Google DeepMind Unveils Two AI Models for Robotics

03/17 2025 445

Produced by Zhineng Technology

Google DeepMind has recently unveiled two new AI models tailored for robotics, Gemini Robotics and Gemini Robotics-ER, both built upon the Gemini 2.0 framework.

These models extend AI capabilities from the digital realm into the physical world, propelling us towards robots that are versatile, interactive, and dexterous.
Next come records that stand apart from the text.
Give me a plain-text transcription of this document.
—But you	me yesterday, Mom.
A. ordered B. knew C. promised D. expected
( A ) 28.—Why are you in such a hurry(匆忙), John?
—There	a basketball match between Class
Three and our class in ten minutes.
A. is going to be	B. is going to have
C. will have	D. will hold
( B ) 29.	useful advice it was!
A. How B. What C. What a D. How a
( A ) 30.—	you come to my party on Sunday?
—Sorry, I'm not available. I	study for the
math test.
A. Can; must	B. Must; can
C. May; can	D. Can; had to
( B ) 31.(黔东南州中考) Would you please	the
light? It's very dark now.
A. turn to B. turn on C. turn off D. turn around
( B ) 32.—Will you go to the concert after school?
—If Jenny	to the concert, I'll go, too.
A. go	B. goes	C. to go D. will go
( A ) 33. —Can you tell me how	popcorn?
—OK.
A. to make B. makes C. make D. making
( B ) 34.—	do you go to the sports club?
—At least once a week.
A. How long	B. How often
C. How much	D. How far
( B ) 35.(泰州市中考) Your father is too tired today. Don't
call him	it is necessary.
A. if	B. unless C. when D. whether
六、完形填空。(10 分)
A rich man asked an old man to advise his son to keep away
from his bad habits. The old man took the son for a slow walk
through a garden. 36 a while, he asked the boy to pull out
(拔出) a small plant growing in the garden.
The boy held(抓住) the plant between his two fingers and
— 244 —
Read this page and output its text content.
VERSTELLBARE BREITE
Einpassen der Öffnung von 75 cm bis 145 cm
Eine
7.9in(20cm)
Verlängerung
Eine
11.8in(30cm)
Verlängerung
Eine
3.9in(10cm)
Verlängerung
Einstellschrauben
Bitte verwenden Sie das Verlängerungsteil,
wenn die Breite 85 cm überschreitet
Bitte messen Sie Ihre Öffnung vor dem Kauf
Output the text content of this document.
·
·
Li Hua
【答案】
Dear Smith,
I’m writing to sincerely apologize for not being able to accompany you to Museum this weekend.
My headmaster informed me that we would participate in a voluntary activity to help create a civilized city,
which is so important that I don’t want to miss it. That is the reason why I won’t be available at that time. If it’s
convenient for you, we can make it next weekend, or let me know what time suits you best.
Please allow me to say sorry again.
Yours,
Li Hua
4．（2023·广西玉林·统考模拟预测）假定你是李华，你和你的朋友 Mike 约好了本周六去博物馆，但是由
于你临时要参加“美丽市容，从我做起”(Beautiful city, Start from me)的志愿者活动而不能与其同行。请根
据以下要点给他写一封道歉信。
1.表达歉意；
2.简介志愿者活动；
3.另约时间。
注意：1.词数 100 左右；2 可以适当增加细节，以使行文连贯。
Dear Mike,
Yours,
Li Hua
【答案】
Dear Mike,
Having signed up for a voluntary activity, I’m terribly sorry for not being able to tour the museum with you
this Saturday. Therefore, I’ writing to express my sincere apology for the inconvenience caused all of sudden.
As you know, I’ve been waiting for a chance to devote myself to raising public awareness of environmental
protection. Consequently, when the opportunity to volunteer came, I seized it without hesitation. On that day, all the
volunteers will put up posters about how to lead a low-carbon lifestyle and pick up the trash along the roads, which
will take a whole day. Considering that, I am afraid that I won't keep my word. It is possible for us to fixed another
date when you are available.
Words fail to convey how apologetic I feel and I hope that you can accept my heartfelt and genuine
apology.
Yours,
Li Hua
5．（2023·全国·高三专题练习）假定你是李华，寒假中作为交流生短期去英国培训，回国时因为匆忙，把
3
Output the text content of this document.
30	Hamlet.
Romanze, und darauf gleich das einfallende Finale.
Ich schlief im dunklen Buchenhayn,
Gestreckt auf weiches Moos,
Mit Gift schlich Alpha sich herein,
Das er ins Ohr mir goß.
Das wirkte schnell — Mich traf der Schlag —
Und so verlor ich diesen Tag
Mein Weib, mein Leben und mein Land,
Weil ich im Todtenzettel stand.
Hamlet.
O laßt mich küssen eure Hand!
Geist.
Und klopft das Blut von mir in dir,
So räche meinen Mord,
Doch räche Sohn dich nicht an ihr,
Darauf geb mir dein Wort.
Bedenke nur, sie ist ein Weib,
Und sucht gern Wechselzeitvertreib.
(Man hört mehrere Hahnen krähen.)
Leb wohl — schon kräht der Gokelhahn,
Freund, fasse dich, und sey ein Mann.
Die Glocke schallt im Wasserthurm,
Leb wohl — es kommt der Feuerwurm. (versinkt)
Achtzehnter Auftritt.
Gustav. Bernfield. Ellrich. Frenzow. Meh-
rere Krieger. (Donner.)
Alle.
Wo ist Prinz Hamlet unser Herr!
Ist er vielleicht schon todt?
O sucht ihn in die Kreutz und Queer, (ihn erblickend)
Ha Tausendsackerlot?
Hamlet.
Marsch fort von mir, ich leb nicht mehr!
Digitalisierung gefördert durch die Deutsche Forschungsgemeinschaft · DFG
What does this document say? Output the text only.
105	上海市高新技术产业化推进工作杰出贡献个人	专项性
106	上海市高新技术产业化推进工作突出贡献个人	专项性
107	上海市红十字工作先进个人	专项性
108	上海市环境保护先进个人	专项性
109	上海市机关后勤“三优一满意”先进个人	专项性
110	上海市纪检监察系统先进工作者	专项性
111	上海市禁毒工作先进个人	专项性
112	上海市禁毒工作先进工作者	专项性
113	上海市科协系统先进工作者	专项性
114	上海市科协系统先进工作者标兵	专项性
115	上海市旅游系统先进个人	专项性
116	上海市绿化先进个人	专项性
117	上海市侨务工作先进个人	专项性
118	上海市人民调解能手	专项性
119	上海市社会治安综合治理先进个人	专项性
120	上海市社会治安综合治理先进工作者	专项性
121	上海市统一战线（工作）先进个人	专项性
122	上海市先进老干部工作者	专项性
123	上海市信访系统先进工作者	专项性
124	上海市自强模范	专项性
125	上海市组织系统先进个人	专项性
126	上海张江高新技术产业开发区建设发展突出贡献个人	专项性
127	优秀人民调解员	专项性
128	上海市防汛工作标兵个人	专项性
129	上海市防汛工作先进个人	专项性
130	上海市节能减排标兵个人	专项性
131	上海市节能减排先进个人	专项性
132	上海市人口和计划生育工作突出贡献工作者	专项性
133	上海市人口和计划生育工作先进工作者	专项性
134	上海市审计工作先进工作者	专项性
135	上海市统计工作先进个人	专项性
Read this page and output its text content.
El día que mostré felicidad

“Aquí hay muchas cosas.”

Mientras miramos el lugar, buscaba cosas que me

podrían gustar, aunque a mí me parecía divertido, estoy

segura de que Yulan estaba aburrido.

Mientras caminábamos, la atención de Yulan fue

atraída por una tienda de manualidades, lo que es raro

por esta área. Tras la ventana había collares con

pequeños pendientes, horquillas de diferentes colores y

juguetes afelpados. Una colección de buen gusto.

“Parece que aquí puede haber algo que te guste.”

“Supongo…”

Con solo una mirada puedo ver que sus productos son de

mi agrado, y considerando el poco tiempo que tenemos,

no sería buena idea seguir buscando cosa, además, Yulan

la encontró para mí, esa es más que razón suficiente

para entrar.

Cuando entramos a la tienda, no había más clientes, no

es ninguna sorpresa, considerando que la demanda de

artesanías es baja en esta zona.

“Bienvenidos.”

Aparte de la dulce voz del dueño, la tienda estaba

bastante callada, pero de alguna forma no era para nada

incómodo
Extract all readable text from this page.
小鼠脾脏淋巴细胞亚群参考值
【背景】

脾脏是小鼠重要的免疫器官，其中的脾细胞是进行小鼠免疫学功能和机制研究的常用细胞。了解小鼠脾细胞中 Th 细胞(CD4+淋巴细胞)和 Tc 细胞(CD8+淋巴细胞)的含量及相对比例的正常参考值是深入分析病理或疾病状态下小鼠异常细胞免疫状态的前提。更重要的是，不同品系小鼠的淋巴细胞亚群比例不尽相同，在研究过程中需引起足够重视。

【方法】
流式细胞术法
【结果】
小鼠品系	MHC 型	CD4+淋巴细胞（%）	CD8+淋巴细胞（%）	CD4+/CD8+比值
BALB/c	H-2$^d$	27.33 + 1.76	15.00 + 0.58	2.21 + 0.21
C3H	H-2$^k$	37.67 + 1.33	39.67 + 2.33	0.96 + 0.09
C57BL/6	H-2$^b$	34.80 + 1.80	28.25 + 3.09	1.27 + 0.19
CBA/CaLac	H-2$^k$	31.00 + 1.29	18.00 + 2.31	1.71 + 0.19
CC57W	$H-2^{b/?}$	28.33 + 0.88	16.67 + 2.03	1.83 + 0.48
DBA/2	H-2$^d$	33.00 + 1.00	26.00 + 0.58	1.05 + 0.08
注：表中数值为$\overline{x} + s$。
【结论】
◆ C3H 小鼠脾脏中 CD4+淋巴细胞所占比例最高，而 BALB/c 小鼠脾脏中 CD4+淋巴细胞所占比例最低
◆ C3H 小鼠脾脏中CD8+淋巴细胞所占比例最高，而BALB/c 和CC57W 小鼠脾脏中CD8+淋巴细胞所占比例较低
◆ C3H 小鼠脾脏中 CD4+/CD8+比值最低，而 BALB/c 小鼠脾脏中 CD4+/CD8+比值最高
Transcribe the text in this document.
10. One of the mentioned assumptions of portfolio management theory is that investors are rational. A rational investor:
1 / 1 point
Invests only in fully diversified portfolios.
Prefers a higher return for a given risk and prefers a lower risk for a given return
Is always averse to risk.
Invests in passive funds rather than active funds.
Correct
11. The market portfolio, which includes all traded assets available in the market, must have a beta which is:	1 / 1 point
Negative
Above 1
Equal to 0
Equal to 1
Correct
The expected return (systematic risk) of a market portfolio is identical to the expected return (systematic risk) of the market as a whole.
Gemini Robotics is an advanced vision-language-action model capable of tackling untrained tasks, interpreting natural language commands, and adapting to environmental changes in real-time.

Gemini Robotics-ER focuses on enhancing spatial comprehension, supporting cross-platform applications, and improving safety, paving the way for the widespread integration of robots into daily life.

Currently, the technology faces challenges such as sluggish movements and insufficient data, necessitating time before commercial readiness.

01

Gemini Robotics:

A Milestone Towards Versatile Robotics

Versatility: Breaking the Shackles of Specific Tasks

Robotics technology has long grappled with its inability to adapt to unfamiliar environments. As Kanishka Rao, Head of Robotics Research at Google DeepMind, observes, "Robots typically excel only in scenarios they have encountered before, becoming helpless in uncharted territories."

Traditional robots often rely on pre-programming or task-specific training, causing their performance to plummet when venturing beyond known parameters.

Gemini Robotics, with its remarkable versatility, significantly alleviates this issue. It can operate autonomously in new, untrained tasks and environments.

According to DeepMind's technical report, the model outperforms current state-of-the-art vision-language-action models by over 100% in comprehensive generalization benchmarks.

This breakthrough allows robots to adapt to new objects, diverse instructions, and environments without specialized training for each scenario.

In a demonstration, researchers placed a small dish, grapes, and bananas, instructing the robot, "Put the banana in the transparent container." The robot swiftly identified the banana and container, completing the task. Even when the container's position changed, the robot adjusted in real-time, relocating, and executing the command.

Remarkably, when researchers introduced a toy basketball and hoop, requesting a "slam dunk," the robot understood and executed the action, despite never encountering these objects before.

These examples vividly showcase Gemini Robotics' generalization ability, marking a significant step towards versatile robots.

Interactivity: Natural Language and Real-Time Adaptation

Another key strength of Gemini Robotics lies in its interactivity.

○ Leveraging Gemini 2.0's robust language understanding capabilities, the model responds to everyday conversational language instructions and supports multilingual communication.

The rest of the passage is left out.